The directive, issued on Friday, ordered the leaders of 12 public universities in the State University System of Florida to provide the system's board of governors with a list of "related instructional materials" for any course whose description or syllabus contains the keywords Israel, Israeli, Palestine, Palestinian, Middle East, Zionism, Zionist, Judaism, Jewish, and Jews.

In a follow-up email sent later that day, the system's chancellor, Ray Rodrigues, clarified that schools should instead have a faculty committee "review relevant course resources such as textbooks and test banks for either antisemitic material and/or anti-Israeli bias before the beginning of fall semester," according to The Chronicle.

Rodrigues added that the goal was to "look at courses on terrorism, Middle Eastern studies, religion, and government," using a keyword search method to "ensure that all universities are reviewing the same courses, and nothing falls through the cracks." Faculty are expected to review the course content, "flag all instances of either antisemitism or anti-Israeli bias identified, and report that information to my office."

According to The Chronicle, "Rodrigues's email did not say how the faculty review should be carried out, how 'antisemitism' or 'anti-Israeli bias' would be defined or assessed, or what will happen to courses that are deemed to include such content. It's also unclear who or what began this process."

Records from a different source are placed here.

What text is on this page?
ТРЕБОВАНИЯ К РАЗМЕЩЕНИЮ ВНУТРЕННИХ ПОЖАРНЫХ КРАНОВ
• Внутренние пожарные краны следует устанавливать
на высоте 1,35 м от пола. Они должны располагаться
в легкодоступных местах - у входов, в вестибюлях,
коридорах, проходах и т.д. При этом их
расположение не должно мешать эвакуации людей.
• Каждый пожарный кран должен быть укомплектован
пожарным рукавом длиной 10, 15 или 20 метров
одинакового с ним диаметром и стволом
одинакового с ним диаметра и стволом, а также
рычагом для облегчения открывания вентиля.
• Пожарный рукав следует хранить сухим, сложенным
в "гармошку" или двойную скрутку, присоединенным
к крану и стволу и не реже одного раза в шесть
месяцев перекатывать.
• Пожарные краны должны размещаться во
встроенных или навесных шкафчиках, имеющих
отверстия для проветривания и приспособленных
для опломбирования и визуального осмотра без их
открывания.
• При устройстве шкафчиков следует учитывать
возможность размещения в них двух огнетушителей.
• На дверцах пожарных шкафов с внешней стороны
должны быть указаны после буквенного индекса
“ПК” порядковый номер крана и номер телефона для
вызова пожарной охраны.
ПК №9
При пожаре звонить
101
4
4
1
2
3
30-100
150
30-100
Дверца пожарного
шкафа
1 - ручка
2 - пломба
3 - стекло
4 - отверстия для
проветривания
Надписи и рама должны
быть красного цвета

The directive highlights the intense pressure university officials are facing to stamp out disfavored views on Israel, even months after controversial anti-Israel demonstrations swept many American college campuses. It is also unsurprising that this kind of speech-quashing order came from Florida, considering Gov. Ron DeSantis' attempts to censor disfavored views on race, gender, and other controversial subjects in a doomed provision of the Stop WOKE Act.

The order, in addition to being obviously unconstitutional, puts universities in a particularly nasty bind. If schools comply—and especially if they end up forcing professors to change the content of their courses over allegations of anti-Israel bias or antisemitism—they're likely to face lawsuits from censored professors.